The teacher model is trained only on the full dataset. When conducting the unbalanced experiments we are distilling the student on the resampled dataset. The student model is of course initialized with the teacher model weights so in a sense it has "seen" data from the full set and yet still begins to forget when pruned/finetuned on this resampled set. It isn't a perfect experiment to simulated biased data but I think it still provides some strong signal.
I will make an effort to provide a more in-depth overview in the readme and clean up the repo soon!
Thank you for your answer. I have some problems when I run the code. I would appreciate it if you could answer my questions.
When I ran this part of the code, he made an error.

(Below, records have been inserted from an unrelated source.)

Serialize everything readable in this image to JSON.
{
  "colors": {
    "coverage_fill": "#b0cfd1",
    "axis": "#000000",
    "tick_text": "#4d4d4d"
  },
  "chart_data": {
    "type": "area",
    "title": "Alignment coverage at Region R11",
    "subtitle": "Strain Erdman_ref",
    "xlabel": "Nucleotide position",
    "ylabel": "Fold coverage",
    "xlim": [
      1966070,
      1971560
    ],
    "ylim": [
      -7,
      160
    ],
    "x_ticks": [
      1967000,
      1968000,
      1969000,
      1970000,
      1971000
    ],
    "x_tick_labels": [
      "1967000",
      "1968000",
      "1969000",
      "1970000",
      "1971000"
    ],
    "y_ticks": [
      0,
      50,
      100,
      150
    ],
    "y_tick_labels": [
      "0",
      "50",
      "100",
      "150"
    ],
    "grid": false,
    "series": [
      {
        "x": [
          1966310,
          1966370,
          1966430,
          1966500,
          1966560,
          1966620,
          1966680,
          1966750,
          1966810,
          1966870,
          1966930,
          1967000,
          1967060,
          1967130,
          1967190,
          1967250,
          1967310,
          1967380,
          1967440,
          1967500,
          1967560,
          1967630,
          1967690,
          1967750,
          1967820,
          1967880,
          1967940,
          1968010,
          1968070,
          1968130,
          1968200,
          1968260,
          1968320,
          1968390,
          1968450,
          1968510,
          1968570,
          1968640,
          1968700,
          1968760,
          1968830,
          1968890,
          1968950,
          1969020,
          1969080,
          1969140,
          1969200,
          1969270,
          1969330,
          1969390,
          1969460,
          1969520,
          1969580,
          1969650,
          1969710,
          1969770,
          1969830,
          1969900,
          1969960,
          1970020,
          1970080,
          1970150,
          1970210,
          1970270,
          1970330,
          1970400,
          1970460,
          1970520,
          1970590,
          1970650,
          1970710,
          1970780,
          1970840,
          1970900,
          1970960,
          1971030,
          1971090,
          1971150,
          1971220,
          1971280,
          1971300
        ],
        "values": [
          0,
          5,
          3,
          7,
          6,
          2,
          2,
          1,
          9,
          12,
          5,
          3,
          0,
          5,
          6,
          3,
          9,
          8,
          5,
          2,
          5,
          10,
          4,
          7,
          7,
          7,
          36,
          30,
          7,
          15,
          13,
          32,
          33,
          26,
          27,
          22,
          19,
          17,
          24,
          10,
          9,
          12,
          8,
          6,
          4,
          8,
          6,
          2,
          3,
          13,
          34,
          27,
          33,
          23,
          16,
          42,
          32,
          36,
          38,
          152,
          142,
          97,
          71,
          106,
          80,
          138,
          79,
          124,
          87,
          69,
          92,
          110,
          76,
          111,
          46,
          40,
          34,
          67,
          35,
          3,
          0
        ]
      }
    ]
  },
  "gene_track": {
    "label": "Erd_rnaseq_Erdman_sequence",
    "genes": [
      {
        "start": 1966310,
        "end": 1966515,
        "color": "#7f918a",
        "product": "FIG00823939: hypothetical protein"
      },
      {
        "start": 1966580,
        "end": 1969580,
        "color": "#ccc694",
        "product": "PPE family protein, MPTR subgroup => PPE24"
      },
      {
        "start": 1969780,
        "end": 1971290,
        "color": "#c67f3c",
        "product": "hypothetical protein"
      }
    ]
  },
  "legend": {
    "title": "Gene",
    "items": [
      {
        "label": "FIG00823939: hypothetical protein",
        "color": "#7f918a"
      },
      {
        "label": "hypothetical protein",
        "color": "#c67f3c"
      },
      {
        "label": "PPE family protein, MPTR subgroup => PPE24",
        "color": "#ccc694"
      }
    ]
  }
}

File "/home/haha/huangbowen/pruning-distilation-bias -main/dataset/cifar100.py", line 256, in get_ cifar100_ imbalanced for index, label in enumerate (train_ ,loader . dataset. targets): AttributeError: 'CIFAR100Instance' object has no attribute ' targets '
I've tried to find a solution in search engines, but it didn't work.
I think this may be an issue with the version of pytorch/torchvision you have installed. Can you tell me which version you have in the environment you are trying to run this? (I may need to update the environment.yml file for others)
Try upgrading torchvision >= 0.9 and see if that fixes your error
Thank you! I got it! But which model should be the teacher model? I first train a resnet110 with 0.3 target_sparsity and normal dataset. And I try to put it to "train_students.py" for "model_path", but it has something error in loading state_dict() resnet. It said there is some keys missing. Then I try to not use the filepath but it doesn't work. How should I solve this problem?
so in our experiments, we do not use pruned models as teachers we use dense models which you can download with the fetch_pretrained_teachers.sh script https://github.com/codestar12/pruning-distilation-bias/blob/main/scripts/fetch_pretrained_teachers.sh
as far as your sparse teacher model the pytorch pruning library changes the key names of weights in the model https://pytorch.org/tutorials/intermediate/pruning_tutorial.html#serializing-a-pruned-model
We have an example of how we have dealt with this in our analytics file we use for running eval on our pruned students https://github.com/codestar12/pruning-distilation-bias/blob/fea14561859661b49f370c8bc5cad17bf0e7c5f5/src/analytics.py#L12
you basically want to rename the weights/biases keys to what model function expects (or make a new state dict like we do
Thank you for sharing the code. Here I raise a little personal doubt. What network are the teacher that undertakes distillation to learn and student respectively excuse me? Transferring network knowledge from pre-pruning to post-pruning? Are the datasets used by teachers and students all unbalanced datasets after resampling?
If you can see these questions, could you please help me to answer my questions?Thank you very much.